As I began to walk around, I was surprised by how much things seemed to have changed. The area around my hotel felt uncomfortable. Many of the people on the street seemed somewhat seedy. The few shops that were open were the kind of shops most communities try to close.
Still, my parents were married on O’Farrell Street a few blocks away. I was determined to visit the site and began walking in that direction. As I waited for a light at the first major intersection, I saw a derelict coming toward me. He was dirty and drunk and disheveled. His hair was long and unkempt. His face and clothes were covered with filth.
As he staggered across the street, a gang of rowdy young people entered the intersection from the crossing street. They were loud and obnoxious, clearly out for a night on the town. They took great delight in ridiculing the drunken man as he approached.
Their amusement reached a crescendo when the derelict stopped in the middle of the street, dropped his pants, and began to urinate. He stood there for a moment, wavering and fighting for balance until the booze got the better of him.

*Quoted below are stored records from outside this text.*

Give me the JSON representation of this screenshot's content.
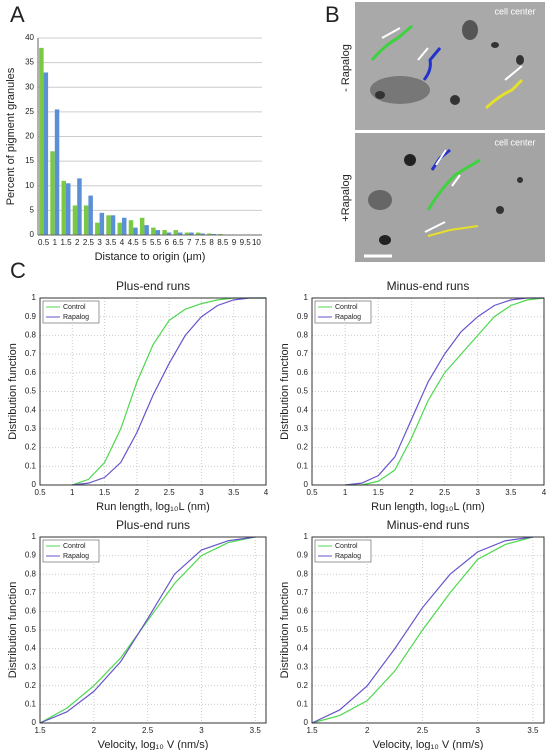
{
  "panels": {
    "a": "A",
    "b": "B",
    "c": "C",
    "b_top_side": "- Rapalog",
    "b_bottom_side": "+Rapalog",
    "b_top_note": "cell center",
    "b_bottom_note": "cell center"
  },
  "chart_data": [
    {
      "type": "bar",
      "xlabel": "Distance to origin (μm)",
      "ylabel": "Percent of pigment granules",
      "categories": [
        "0.5",
        "1",
        "1.5",
        "2",
        "2.5",
        "3",
        "3.5",
        "4",
        "4.5",
        "5",
        "5.5",
        "6",
        "6.5",
        "7",
        "7.5",
        "8",
        "8.5",
        "9",
        "9.5",
        "10"
      ],
      "series": [
        {
          "color": "#7ac943",
          "values": [
            38,
            17,
            11,
            6,
            6,
            2.5,
            4,
            2.5,
            3,
            3.5,
            1.5,
            1,
            1,
            0.5,
            0.5,
            0.3,
            0.2,
            0.1,
            0.1,
            0.1
          ]
        },
        {
          "color": "#5b8fd6",
          "values": [
            33,
            25.5,
            10.5,
            11.5,
            8,
            4.5,
            4,
            3.5,
            1.5,
            2,
            1,
            0.5,
            0.5,
            0.5,
            0.3,
            0.2,
            0.1,
            0.1,
            0.1,
            0.1
          ]
        }
      ],
      "ylim": [
        0,
        40
      ],
      "yticks": [
        0,
        5,
        10,
        15,
        20,
        25,
        30,
        35,
        40
      ],
      "grid": true
    },
    {
      "type": "line",
      "title": "Plus-end runs",
      "xlabel": "Run length, log₁₀L (nm)",
      "ylabel": "Distribution function",
      "x": [
        1,
        1.25,
        1.5,
        1.75,
        2,
        2.25,
        2.5,
        2.75,
        3,
        3.25,
        3.5,
        3.75,
        4
      ],
      "series": [
        {
          "name": "Control",
          "color": "#4dd84d",
          "values": [
            0,
            0.03,
            0.12,
            0.3,
            0.55,
            0.75,
            0.88,
            0.94,
            0.97,
            0.99,
            1,
            1,
            1
          ]
        },
        {
          "name": "Rapalog",
          "color": "#6655cc",
          "values": [
            0,
            0.01,
            0.04,
            0.12,
            0.28,
            0.48,
            0.65,
            0.8,
            0.9,
            0.96,
            0.99,
            1,
            1
          ]
        }
      ],
      "xlim": [
        0.5,
        4
      ],
      "xticks": [
        0.5,
        1,
        1.5,
        2,
        2.5,
        3,
        3.5,
        4
      ],
      "ylim": [
        0,
        1
      ],
      "yticks": [
        0,
        0.1,
        0.2,
        0.3,
        0.4,
        0.5,
        0.6,
        0.7,
        0.8,
        0.9,
        1
      ],
      "grid": true,
      "legend": "upper left"
    },
    {
      "type": "line",
      "title": "Minus-end runs",
      "xlabel": "Run length, log₁₀L (nm)",
      "ylabel": "Distribution function",
      "x": [
        1,
        1.25,
        1.5,
        1.75,
        2,
        2.25,
        2.5,
        2.75,
        3,
        3.25,
        3.5,
        3.75,
        4
      ],
      "series": [
        {
          "name": "Control",
          "color": "#4dd84d",
          "values": [
            0,
            0,
            0.02,
            0.08,
            0.25,
            0.45,
            0.6,
            0.7,
            0.8,
            0.9,
            0.96,
            0.99,
            1
          ]
        },
        {
          "name": "Rapalog",
          "color": "#6655cc",
          "values": [
            0,
            0.01,
            0.05,
            0.15,
            0.35,
            0.55,
            0.7,
            0.82,
            0.9,
            0.96,
            0.99,
            1,
            1
          ]
        }
      ],
      "xlim": [
        0.5,
        4
      ],
      "xticks": [
        0.5,
        1,
        1.5,
        2,
        2.5,
        3,
        3.5,
        4
      ],
      "ylim": [
        0,
        1
      ],
      "yticks": [
        0,
        0.1,
        0.2,
        0.3,
        0.4,
        0.5,
        0.6,
        0.7,
        0.8,
        0.9,
        1
      ],
      "grid": true,
      "legend": "upper left"
    },
    {
      "type": "line",
      "title": "Plus-end runs",
      "xlabel": "Velocity, log₁₀ V (nm/s)",
      "ylabel": "Distribution function",
      "x": [
        1.5,
        1.75,
        2,
        2.25,
        2.5,
        2.75,
        3,
        3.25,
        3.5
      ],
      "series": [
        {
          "name": "Control",
          "color": "#4dd84d",
          "values": [
            0,
            0.08,
            0.2,
            0.35,
            0.55,
            0.75,
            0.9,
            0.97,
            1
          ]
        },
        {
          "name": "Rapalog",
          "color": "#6655cc",
          "values": [
            0,
            0.06,
            0.17,
            0.33,
            0.56,
            0.8,
            0.93,
            0.98,
            1
          ]
        }
      ],
      "xlim": [
        1.5,
        3.6
      ],
      "xticks": [
        1.5,
        2,
        2.5,
        3,
        3.5
      ],
      "ylim": [
        0,
        1
      ],
      "yticks": [
        0,
        0.1,
        0.2,
        0.3,
        0.4,
        0.5,
        0.6,
        0.7,
        0.8,
        0.9,
        1
      ],
      "grid": true,
      "legend": "upper left"
    },
    {
      "type": "line",
      "title": "Minus-end runs",
      "xlabel": "Velocity, log₁₀ V (nm/s)",
      "ylabel": "Distribution function",
      "x": [
        1.5,
        1.75,
        2,
        2.25,
        2.5,
        2.75,
        3,
        3.25,
        3.5
      ],
      "series": [
        {
          "name": "Control",
          "color": "#4dd84d",
          "values": [
            0,
            0.04,
            0.12,
            0.28,
            0.5,
            0.7,
            0.88,
            0.96,
            1
          ]
        },
        {
          "name": "Rapalog",
          "color": "#6655cc",
          "values": [
            0,
            0.07,
            0.2,
            0.4,
            0.62,
            0.8,
            0.92,
            0.98,
            1
          ]
        }
      ],
      "xlim": [
        1.5,
        3.6
      ],
      "xticks": [
        1.5,
        2,
        2.5,
        3,
        3.5
      ],
      "ylim": [
        0,
        1
      ],
      "yticks": [
        0,
        0.1,
        0.2,
        0.3,
        0.4,
        0.5,
        0.6,
        0.7,
        0.8,
        0.9,
        1
      ],
      "grid": true,
      "legend": "upper left"
    }
  ]
}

He fell and lay there in the intersection, exposed to the world and in obvious confusion. I watched in shock and consternation. The gang of teens ran to his assistance, helping him to his feet, pulling his pants up, and seeing him safely across the street.
It’s been five years, but this incident is still fresh in my mind. I don’t know which I regret more – that I was not the one to help or that I so badly misjudged those who did.
Each day we meet indifference, ingratitude, disloyalty, dishonesty, greed, ill will, and selfishness. A life of love requires we answer with honesty, integrity, empathy, good will, and selflessness. A life of love asks us to listen with our hearts, act with compassion for all living things, and live a life of limited regrets.